# Level 2 - Week 4 - 03 Refusal and Clarification

**Estimated time:** 60-90 minutes

## Learning Objectives

- Decide mode based on retrieval signals
- Use a deterministic threshold
- Keep modes explicit


## Overview

Don’t rely on prompt wording to decide refusal.

Implement a deterministic rule first, then use prompting to format the response.

## Deterministic rules (examples)

- If no chunks retrieved:
  - ask a clarifying question OR refuse
- If top score < threshold:
  - ask a clarifying question
- If chunks conflict:
  - present both with citations OR ask clarification

## Underlying theory: refusal is a decision under uncertainty

Treat the top retrieval score $s$ as a signal of “is the KB likely relevant?”.

A simple decision rule:

$$
\text{mode} =
\begin{cases}
\text{answer} & s \ge \tau \\
\text{clarify/refuse} & s < \tau
\end{cases}
$$

Where $\tau$ is a threshold you choose.

### False positives vs false negatives

- If $\tau$ is too low:
  - you answer out-of-KB questions (hallucination risk)
- If $\tau$ is too high:
  - you refuse in-KB questions (bad UX)

So threshold choice is a product tradeoff, not a universal constant.

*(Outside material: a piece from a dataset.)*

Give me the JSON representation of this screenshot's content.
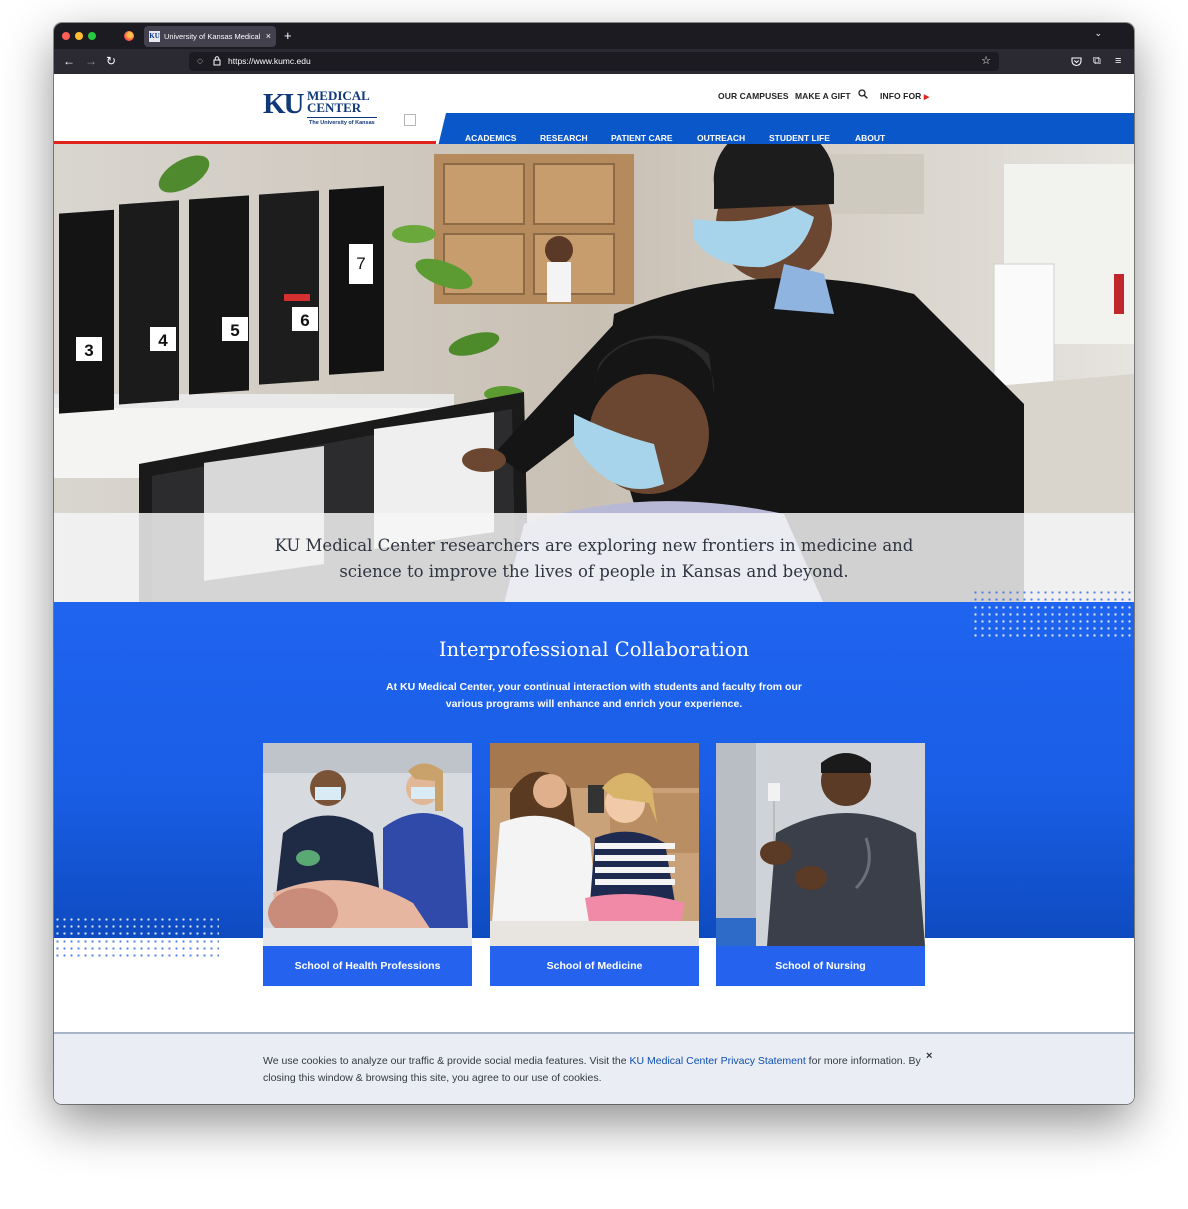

### Why score thresholds are model- and metric-specific

Scores are not comparable across:

- different embedding models
- different distance metrics (cosine vs dot vs L2)
- different vector DB implementations
- different chunking strategies

So any threshold must be calibrated on your own data.

## Recommended modes (make it explicit)

- `answer`: you have enough evidence in retrieved context
- `clarify`: you need the user to specify something to retrieve the right info
- `refuse`: question is out-of-scope/out-of-KB or unsafe to answer without evidence

## Practice Steps

- Implement `decide_mode` based on hits and top score.
- Calibrate a threshold with labeled in-KB vs out-of-KB questions.
- Log `top_score` and `threshold` alongside the chosen mode.

### Sample code

Mode decision based on top score.


In [None]:
def decide_mode(hits: list[dict], threshold: float) -> str:
    if not hits:
        return 'clarify'
    top_score = hits[0].get('score', 0.0)
    return 'answer' if top_score >= threshold else 'refuse'


### Student fill-in

1. Pick a threshold that matches your domain and embedding setup.
2. Test behavior on three kinds of questions:

- in-KB
- ambiguous
- out-of-KB

Expected behavior table:

- in-KB → `answer` with citations
- ambiguous → `clarify`
- out-of-KB → `refuse`

Then record a small labeled set (5–10 items) and ensure your system behaves consistently.

In [None]:
hits_good = [{'score': 0.82}]
hits_bad = [{'score': 0.12}]

# TODO: pick a threshold based on your data
print(decide_mode(hits_good, threshold=0.5))
print(decide_mode(hits_bad, threshold=0.5))


### Exercise: Threshold calibration from labeled scores

Collect two small lists:

- `in_kb_scores`: top scores for questions you *know* are answerable from the KB
- `out_kb_scores`: top scores for questions you *know* are not in the KB

Your goal is to choose a threshold that reduces out-of-KB answers while keeping in-KB refusals acceptable.

In [None]:
def evaluate_threshold(in_kb_scores: list[float], out_kb_scores: list[float], threshold: float) -> dict:
    in_kb_refuse = sum(s < threshold for s in in_kb_scores)
    out_kb_answer = sum(s >= threshold for s in out_kb_scores)
    return {
        "threshold": threshold,
        "in_kb_total": len(in_kb_scores),
        "out_kb_total": len(out_kb_scores),
        "in_kb_refuse": in_kb_refuse,
        "out_kb_answer": out_kb_answer,
    }


in_kb_scores = [0.83, 0.79, 0.74, 0.71, 0.68]
out_kb_scores = [0.42, 0.31, 0.28, 0.19, 0.05]

for t in [0.3, 0.5, 0.65, 0.7]:
    print(evaluate_threshold(in_kb_scores, out_kb_scores, threshold=t))

## Self-check

- Is mode decision deterministic?
- Do you log top_score and threshold?